Este argumentario surge de la necesidad de disponer de weallcandoituna serie de ideas fuerza cuando nos tenemos que enfrentar diariamente a la presión mediática, política y social, cuyo objetivo es controlar nuestros cuerpos, a través de la aprobación de medidas legales prohibicionistas.

Por qué el Estado no debe legislar sobre nuestros cuerpos. Breve argumentario

  • Se trata de un debate importado de Francia. Francia es laica, España es aconfesional. La Constitución española reconoce teóricamente a todas las religiones en el espacio público y no hay ninguna religión de Estado.

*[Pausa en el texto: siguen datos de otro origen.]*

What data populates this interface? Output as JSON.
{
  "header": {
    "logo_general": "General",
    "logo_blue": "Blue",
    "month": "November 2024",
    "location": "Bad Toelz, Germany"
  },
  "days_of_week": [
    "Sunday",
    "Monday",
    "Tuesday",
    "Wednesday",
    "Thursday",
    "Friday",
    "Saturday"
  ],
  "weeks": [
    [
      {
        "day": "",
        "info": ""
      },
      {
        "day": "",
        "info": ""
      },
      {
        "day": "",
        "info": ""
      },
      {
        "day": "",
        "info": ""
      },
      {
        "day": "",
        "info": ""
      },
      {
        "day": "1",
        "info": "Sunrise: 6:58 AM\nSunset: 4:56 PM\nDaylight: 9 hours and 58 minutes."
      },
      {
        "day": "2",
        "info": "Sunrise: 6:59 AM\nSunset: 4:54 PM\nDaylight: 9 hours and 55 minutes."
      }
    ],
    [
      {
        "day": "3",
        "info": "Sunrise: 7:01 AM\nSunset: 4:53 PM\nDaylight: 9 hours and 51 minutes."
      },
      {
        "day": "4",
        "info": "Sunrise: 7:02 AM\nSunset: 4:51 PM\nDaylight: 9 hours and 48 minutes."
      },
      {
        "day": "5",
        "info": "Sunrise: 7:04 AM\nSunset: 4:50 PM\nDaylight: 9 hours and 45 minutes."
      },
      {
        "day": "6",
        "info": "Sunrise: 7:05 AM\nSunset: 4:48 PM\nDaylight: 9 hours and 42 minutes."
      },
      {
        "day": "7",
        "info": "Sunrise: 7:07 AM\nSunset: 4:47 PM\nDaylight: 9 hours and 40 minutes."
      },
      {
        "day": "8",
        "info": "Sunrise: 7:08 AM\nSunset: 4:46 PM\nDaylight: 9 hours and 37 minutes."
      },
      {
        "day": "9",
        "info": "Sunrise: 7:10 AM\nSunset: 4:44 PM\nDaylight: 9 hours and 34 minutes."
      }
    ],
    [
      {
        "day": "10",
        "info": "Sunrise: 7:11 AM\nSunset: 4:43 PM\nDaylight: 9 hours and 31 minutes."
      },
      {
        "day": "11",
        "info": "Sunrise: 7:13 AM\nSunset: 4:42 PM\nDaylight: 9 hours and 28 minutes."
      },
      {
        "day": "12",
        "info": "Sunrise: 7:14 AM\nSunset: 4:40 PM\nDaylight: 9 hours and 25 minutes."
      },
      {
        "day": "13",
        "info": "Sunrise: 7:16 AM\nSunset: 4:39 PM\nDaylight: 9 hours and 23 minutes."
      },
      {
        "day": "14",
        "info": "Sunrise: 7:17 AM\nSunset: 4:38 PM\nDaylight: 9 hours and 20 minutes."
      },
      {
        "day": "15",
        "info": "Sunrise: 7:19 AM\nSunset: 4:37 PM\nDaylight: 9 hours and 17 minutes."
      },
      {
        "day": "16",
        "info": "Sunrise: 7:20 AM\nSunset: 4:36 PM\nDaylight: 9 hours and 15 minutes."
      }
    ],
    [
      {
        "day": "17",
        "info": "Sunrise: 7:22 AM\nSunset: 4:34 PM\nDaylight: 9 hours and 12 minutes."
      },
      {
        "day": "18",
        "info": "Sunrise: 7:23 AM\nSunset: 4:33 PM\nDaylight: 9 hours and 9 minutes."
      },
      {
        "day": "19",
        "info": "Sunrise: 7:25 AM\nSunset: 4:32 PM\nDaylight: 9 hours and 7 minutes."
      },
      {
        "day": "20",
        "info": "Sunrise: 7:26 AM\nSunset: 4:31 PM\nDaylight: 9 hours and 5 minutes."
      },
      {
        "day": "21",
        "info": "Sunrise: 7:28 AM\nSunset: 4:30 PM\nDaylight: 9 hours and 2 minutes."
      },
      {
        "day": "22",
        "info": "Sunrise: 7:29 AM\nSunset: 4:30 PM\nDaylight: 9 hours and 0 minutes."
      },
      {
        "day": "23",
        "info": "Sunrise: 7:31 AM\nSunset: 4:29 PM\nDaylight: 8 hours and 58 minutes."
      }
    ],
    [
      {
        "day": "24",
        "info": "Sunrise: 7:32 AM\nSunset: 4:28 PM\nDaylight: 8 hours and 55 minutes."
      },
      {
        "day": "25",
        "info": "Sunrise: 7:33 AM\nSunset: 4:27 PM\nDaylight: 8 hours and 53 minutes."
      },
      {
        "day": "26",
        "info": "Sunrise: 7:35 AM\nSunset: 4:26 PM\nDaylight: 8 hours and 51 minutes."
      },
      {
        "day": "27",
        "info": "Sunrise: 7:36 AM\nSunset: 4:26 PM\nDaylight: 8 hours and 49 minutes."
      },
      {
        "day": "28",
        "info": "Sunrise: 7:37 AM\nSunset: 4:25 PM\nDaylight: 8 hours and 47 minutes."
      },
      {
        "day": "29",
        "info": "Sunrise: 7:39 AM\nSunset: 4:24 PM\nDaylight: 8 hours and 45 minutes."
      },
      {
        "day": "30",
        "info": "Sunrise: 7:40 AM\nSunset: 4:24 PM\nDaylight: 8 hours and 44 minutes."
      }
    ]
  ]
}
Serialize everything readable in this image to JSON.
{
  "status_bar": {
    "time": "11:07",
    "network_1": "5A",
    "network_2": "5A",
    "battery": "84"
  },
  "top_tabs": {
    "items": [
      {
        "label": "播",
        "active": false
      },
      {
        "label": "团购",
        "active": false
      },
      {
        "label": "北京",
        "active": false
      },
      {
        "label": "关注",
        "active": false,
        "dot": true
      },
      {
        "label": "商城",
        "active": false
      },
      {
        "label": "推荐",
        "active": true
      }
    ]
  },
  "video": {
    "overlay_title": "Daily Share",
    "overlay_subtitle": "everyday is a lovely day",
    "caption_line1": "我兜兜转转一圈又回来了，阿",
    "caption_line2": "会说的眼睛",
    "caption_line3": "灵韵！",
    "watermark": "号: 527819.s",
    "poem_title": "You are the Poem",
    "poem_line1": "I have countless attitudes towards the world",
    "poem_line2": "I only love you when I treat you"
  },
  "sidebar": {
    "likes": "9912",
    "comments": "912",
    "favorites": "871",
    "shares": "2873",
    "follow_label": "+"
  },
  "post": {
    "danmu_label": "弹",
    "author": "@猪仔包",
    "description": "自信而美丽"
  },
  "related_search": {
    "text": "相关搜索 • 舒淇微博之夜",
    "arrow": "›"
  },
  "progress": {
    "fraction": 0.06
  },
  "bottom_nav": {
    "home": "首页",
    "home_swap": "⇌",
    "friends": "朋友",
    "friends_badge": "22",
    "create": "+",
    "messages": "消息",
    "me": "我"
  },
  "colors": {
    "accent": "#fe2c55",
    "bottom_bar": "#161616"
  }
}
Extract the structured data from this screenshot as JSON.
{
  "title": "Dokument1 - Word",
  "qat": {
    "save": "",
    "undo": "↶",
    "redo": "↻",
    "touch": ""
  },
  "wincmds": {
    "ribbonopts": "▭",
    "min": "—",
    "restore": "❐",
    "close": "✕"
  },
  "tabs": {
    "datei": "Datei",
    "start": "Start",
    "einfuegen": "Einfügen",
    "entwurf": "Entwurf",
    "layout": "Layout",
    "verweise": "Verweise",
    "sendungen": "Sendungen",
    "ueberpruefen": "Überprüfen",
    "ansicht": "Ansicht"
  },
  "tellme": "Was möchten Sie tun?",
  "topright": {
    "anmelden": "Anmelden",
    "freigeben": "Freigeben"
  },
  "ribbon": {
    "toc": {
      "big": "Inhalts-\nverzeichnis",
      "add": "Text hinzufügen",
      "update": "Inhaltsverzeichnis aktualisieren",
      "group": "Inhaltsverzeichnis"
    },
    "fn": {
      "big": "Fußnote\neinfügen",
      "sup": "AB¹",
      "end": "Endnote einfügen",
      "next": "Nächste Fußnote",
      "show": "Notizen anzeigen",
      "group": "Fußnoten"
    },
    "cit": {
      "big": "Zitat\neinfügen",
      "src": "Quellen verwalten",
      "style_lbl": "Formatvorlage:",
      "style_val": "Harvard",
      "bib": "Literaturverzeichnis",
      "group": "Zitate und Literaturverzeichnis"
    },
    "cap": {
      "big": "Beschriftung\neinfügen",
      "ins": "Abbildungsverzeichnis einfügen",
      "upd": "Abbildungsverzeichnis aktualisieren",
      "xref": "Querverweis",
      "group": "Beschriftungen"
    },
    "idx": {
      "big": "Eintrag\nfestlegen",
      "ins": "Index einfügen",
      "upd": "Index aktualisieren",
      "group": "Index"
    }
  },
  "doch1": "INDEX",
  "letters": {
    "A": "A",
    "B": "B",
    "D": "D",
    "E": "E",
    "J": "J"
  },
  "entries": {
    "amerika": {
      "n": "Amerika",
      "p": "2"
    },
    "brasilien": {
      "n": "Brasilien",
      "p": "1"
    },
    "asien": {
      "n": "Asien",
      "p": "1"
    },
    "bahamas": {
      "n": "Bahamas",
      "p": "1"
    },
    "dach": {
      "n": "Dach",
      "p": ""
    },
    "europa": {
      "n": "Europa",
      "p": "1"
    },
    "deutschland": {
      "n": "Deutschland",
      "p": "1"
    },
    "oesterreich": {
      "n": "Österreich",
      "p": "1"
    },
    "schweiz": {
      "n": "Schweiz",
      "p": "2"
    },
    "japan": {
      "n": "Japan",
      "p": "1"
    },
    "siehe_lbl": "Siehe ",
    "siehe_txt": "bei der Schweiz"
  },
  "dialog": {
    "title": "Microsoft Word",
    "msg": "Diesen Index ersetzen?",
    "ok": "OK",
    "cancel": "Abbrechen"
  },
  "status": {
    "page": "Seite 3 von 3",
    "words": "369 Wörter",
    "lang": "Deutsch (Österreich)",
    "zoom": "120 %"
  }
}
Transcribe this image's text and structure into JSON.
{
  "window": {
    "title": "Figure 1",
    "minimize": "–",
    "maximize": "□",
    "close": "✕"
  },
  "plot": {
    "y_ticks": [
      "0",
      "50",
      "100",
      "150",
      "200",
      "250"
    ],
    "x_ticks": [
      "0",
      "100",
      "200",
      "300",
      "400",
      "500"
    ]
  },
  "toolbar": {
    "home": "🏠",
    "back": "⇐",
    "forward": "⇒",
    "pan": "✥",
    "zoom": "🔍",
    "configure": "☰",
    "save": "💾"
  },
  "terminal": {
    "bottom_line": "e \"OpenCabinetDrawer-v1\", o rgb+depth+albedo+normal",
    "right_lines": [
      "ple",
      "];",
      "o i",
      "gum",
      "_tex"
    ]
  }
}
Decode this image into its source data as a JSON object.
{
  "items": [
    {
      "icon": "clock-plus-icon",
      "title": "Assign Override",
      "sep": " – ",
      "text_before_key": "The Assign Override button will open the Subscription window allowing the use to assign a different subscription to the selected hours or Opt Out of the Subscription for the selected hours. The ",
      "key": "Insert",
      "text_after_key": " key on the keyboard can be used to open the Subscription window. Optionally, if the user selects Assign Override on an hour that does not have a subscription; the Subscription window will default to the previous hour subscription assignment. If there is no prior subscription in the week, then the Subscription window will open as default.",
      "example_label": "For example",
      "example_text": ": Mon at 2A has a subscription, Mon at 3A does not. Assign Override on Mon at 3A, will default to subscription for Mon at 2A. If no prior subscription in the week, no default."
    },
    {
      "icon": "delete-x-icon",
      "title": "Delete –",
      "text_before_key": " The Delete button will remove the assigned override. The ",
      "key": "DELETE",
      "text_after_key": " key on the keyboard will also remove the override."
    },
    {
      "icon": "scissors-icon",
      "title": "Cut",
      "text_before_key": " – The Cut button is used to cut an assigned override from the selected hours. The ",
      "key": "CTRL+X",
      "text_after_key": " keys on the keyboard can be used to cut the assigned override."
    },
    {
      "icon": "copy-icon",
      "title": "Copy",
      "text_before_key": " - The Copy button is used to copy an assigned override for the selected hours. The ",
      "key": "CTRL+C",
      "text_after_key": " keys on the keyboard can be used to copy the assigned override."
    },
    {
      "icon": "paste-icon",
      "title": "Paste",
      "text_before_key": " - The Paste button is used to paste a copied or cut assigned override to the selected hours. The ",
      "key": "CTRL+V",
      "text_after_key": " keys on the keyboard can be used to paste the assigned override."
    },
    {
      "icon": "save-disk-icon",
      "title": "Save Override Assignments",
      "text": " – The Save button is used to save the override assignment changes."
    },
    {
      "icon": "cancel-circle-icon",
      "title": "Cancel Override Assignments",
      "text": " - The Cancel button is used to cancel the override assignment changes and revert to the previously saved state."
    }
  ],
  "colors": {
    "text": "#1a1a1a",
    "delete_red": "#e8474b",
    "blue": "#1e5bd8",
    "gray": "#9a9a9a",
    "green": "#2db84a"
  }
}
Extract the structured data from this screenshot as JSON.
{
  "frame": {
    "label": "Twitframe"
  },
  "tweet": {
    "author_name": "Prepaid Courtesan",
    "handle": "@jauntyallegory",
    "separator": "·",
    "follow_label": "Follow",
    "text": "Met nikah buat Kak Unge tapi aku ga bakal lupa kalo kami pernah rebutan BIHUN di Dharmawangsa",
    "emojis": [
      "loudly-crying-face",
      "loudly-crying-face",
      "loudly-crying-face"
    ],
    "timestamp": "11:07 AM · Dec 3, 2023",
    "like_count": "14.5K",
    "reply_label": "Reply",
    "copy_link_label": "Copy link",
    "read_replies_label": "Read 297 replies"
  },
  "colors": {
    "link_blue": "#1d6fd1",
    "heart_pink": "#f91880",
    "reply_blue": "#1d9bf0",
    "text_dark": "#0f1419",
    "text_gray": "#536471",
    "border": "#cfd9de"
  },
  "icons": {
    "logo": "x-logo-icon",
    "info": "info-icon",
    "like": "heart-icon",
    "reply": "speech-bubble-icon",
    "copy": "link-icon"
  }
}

  • No hay que entrar en el debate sobre el derecho a la libertad religiosa, sino derecho a la propia imagen. Ni aceptamos que las instituciones religiosas impongan su visión a las mujeres, ni tampoco las instituciones públicas españolas ni los medios de comunicación.
  • El debate del burkini es un falso debate. Lo que está en juego no es el bienestar o la liberación de las “pobres mujeres musulmanas” sino que lo que subyace es el modelo de sociedad que queremos y el papel que debe jugar la religión en ese modelo ideal. El Islam no es una religión sino una forma de vida. ¿Queremos una sociedad excluyente, en la que impere un monolitismo cultural o queremos una sociedad abierta, plural y respetuosa de la diversidad, entendida como una riqueza y no como un lastre? Para argumentar a favor o en contra siempre se utiliza la situación de las mujeres como paradigma de la violencia de las religiones. Las mujeres nos encontramos secuestradas en medio de una batalla ideológica en la que las fuerzas de poder que se oponen intentan controlar nuestros cuerpos. La realidad nos muestra que el modelo francés laicista excluyente ha fracasado.
  • Hay un desplazamiento ideológico progresivo: primero se prohíbe el hiyab en la escuela pública, luego el niqab y ahora se quiere prohibir el burkini en las playas. Ayer fue multada en Niza una mujer que estaba en la playa vestida y con hiyab, y que no se iba a bañar. El alcalde de Niza ha declarado que los signos ostensibles no son bienvenidos en la ciudad. La prohibición del derecho a la propia imagen se extiende y se normaliza. No podemos dejar que esto pase en España.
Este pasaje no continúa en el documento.